Adapter une ferme non bio aux exigences de l’agriculture biologique est souvent perçu comme un grand risque. Pourtant, pour une très grande majorité de ceux qui ont osé faire ce pas, cela c’est avéré être une excellente opportunité.
Désamorcer les fausses peurs
Le changement fait souvent peur. Par rapport au changement que représente la transition à l’agriculture biologique, c’est le regard et la critique des voisins qui est le plus difficile à affronter. On vous attend au contour. On vous promet des invasions de mauvaises herbes et des maladies qui dévastent vos cultures. On remet en cause la possibilité de gagner correctement sa vie. L’agriculteur se retrouve souvent seul avec ses questions et ses doutes. Une visite de quelques agriculteurs bio expérimentés et les conseils d’un vulgarisateur spécialisé en bio sont les meilleurs moyens de s’informer objectivement. Les groupes cantonaux de vulgarisation bio fournissent également une très bonne aide.

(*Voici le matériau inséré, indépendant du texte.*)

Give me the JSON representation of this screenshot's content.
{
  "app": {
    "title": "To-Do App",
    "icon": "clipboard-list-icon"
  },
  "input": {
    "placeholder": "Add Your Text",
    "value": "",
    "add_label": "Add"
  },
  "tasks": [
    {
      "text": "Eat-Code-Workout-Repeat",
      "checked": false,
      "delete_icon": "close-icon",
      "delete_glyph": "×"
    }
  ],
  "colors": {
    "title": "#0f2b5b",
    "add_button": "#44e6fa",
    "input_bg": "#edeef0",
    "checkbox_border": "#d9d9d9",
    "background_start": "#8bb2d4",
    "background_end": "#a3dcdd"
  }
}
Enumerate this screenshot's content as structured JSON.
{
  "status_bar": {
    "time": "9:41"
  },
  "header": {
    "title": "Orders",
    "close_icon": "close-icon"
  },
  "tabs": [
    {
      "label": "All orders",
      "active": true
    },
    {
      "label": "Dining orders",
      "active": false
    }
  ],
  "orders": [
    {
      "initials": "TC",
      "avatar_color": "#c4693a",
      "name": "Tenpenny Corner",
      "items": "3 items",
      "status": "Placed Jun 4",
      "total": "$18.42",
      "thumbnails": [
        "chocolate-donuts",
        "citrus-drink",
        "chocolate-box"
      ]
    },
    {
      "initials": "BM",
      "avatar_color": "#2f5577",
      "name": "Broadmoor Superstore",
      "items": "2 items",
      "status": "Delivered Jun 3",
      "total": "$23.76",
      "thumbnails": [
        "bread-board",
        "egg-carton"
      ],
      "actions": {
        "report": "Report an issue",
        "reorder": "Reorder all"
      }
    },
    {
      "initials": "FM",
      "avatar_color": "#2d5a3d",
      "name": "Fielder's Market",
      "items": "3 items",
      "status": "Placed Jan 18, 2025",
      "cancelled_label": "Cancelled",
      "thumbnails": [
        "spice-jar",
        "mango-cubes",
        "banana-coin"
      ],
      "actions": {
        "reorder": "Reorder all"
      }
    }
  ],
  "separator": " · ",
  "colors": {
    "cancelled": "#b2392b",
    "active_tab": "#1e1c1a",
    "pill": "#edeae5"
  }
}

Une autre maîtrise de sa production
Sur le plan technique, c’est surtout la possibilité de tout « maîtriser » sans produits chimiques qui est inquiétante. En fait, il s’agit d’une autre maîtrise qui passe par la gestion globale du domaine. La fumure se réfléchit avec tout le système d’exploitation. Les animaux, les prairies temporaires, les cultures de légumineuses, l’importation d’engrais de ferme ou le compost sont autant de possibilités d’entretenir la fertilité des sols qui doivent se planifier sur le moyen terme. Pour ce qui est des mauvaises herbes aussi, la rotation, le choix des variétés, le travail du sol sont autant importants que le désherbage mécanique. Les maladies des grandes cultures se gèrent principalement avec le choix de variétés résistantes et la rotation. Ce sont finalement les compétences de l’agriculteur qui seront déterminantes et récompensées. Un agriculteur bio autrefois très intensif disait : « Avant, j’étais un transformateur d’intrants, maintenant je suis redevenu agriculteur et je produis avec mes propres moyens ! »
Récompense par le revenu
Sans être mirobolants, les revenus des paysans bio sont en moyenne plus élevés. Les statistiques d’Agroscope Reckenholz-Tänikon montrent un revenu agricole des fermes bio selon les régions de Fr. 5’300.— à Fr 8'800.— plus élevé en moyenne pour les années 2006 à 2008, ceci malgré des dépenses de main d’œuvre supérieures et une surface légèrement inférieure (voir graphique). Ces différences vont encore s’accroitre avec les récentes baisses de prix conventionnels. Du coté des marchés, 2009 a été la 3ème année consécutive avec une importante hausse des ventes de produits bio. Pour les grandes cultures, l’important manque de marchandises indigènes laisse la possibilité à de nombreuses exploitations de saisir cette opportunité. Lors d’une visite de ferme avec une classe d’élèves, l’agriculteur bio expliquait : « C’est tout de même nettement plus motivant que l’on vienne vous demander de cultiver ceci ou cela avec des bon prix que de devoir se démener à chaque récolte pour écouler sa marchandise avec des prix qui ne font que baisser. »
Finalement on prend le risque du changement et celui du « Qu’en dira-t-on ? », mais c’est surtout une belle opportunité d’être récompensé pour son travail et de revaloriser ses véritables compétences d’agriculteurs.